Here at Budget Travel we're big fans of peer-to-peer rentals. We covered Airbnb—the company that connects travelers with individuals looking to rent private homes, apartments, and even boats—back when it launched in 2008 and again this past January. We've also written about peer-to-peer car rentals.
Just last week, however, Techcrunch reported a scandal that rocked the vacation rental world, when one San Francisco homeowner had her apartment ransacked by a guest who booked a stay through Airbnb.
Upon return, the host discovered that the traveler had taken off with her camera, iPod, laptop (including external backup drive), her credit card, and her grandmother's jewelry. She reported the incident to the police, who made an arrest, and blogged about it on her site, ejroundtheworld.blogpost.com.
Since then, CNN reports that Brian Chesky, the CEO of Airbnb has announced a $50,000 guarantee to protect hosts' property, introduced a 24-hour customer support line starting next week, and ramped up its customer support team to 88 employees. Hosts will also be able to set custom "trust" parameters for bookings—individuals who don't meet these requirements won't be able to reserve the apartment. Trust is measured by things such as verified phone numbers, profile descriptions, and location information—learn more on the safety tips for hosts section of the Airbnb website.
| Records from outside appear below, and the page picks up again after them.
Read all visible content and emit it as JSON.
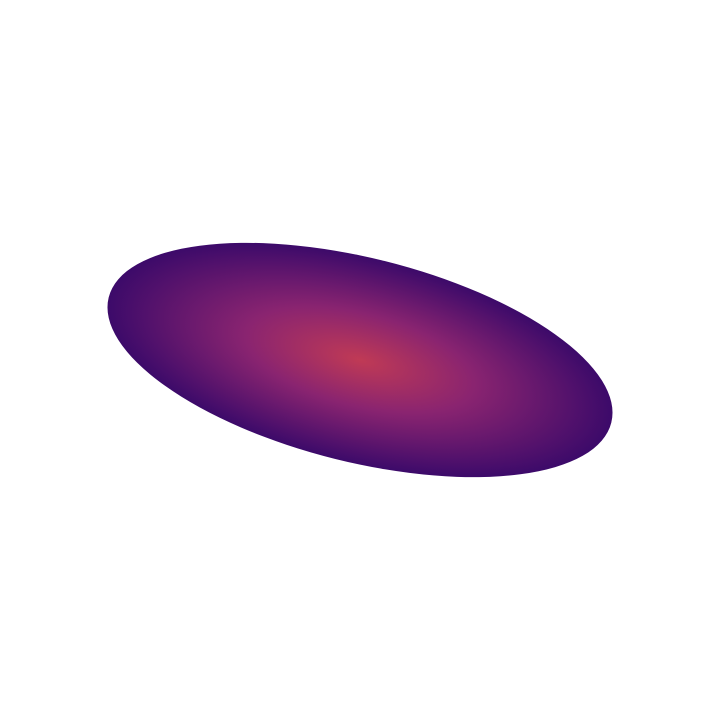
{
  "figure": {
    "shape": "ellipse",
    "gradient": {
      "center_color": "#c03a55",
      "mid_color": "#8a2470",
      "edge_color": "#3c0a6a"
    },
    "background_color": "#ffffff"
  }
}
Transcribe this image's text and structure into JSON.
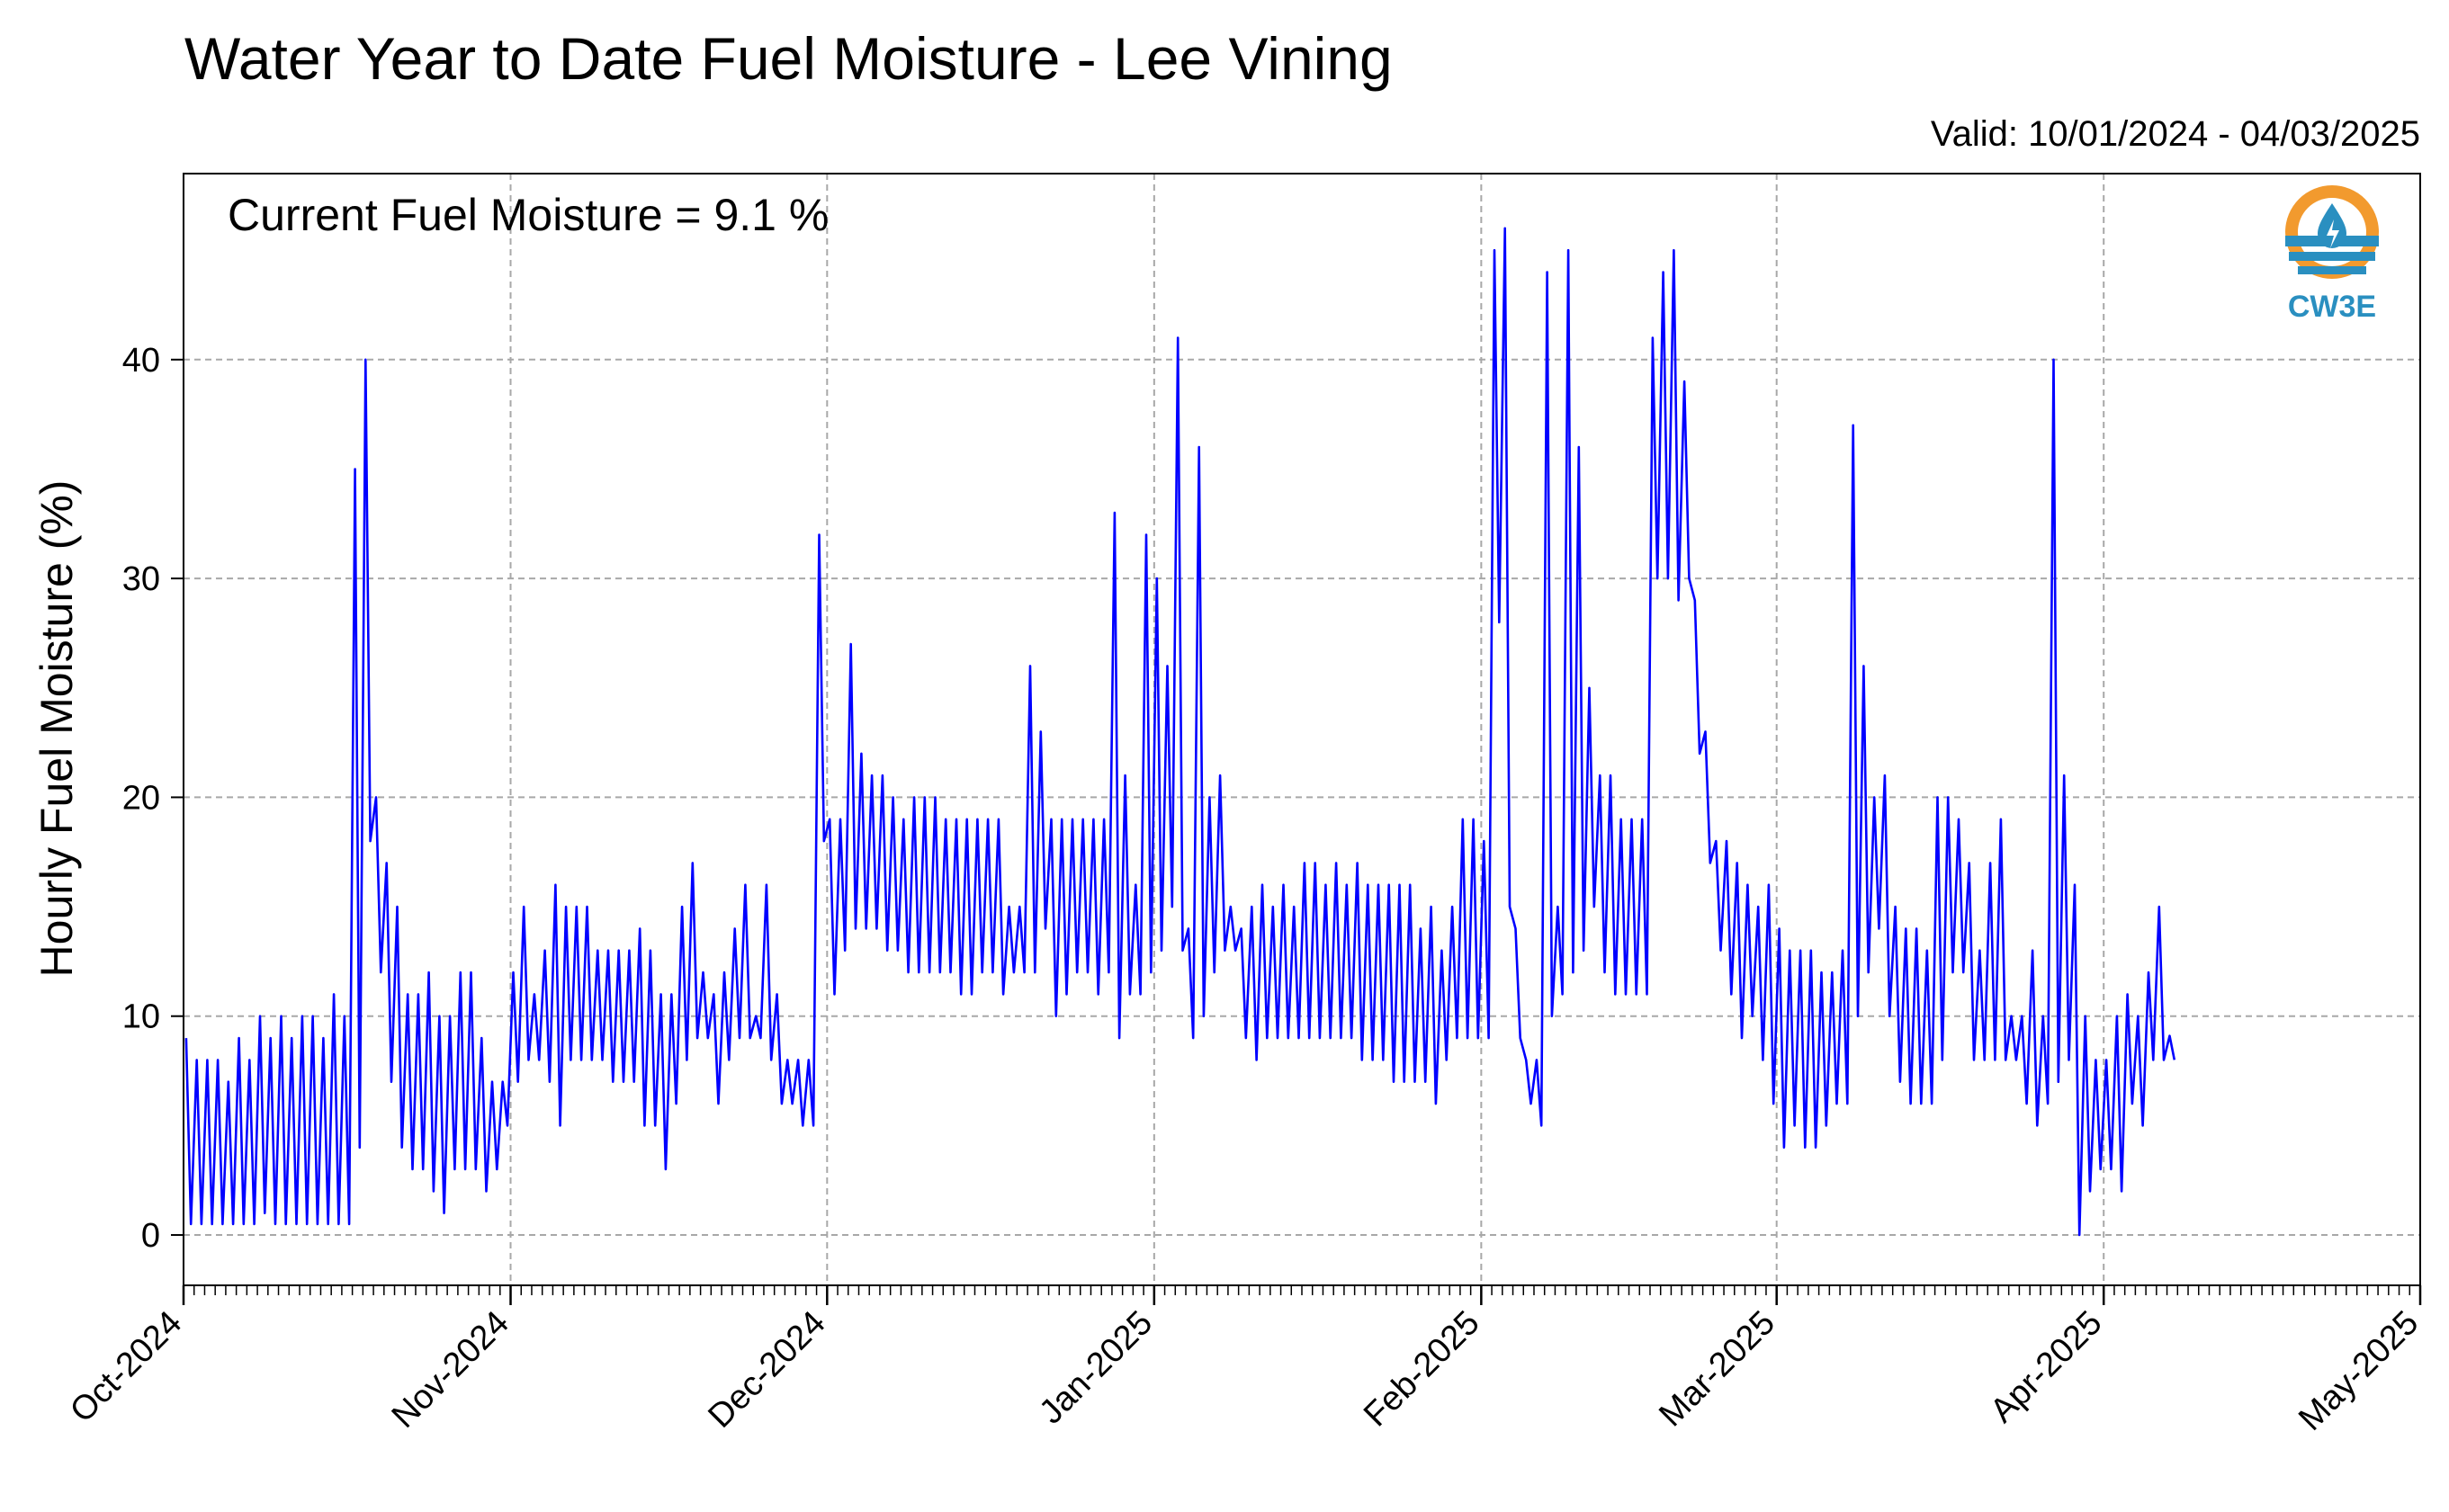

The question now is—are these measures enough to restore trust in the service? The odds are certainly favorable—travelers have booked nearly 2 million nights in 190 countries through the online service Airbnb, and horror stories are rare. But, the fact that incidents are rare certainly isn't comforting to those unlucky enough to be the victims of fraud or theft.
So do you think that Airbnb is doing enough to protect consumers? If not, what would you like to see them do?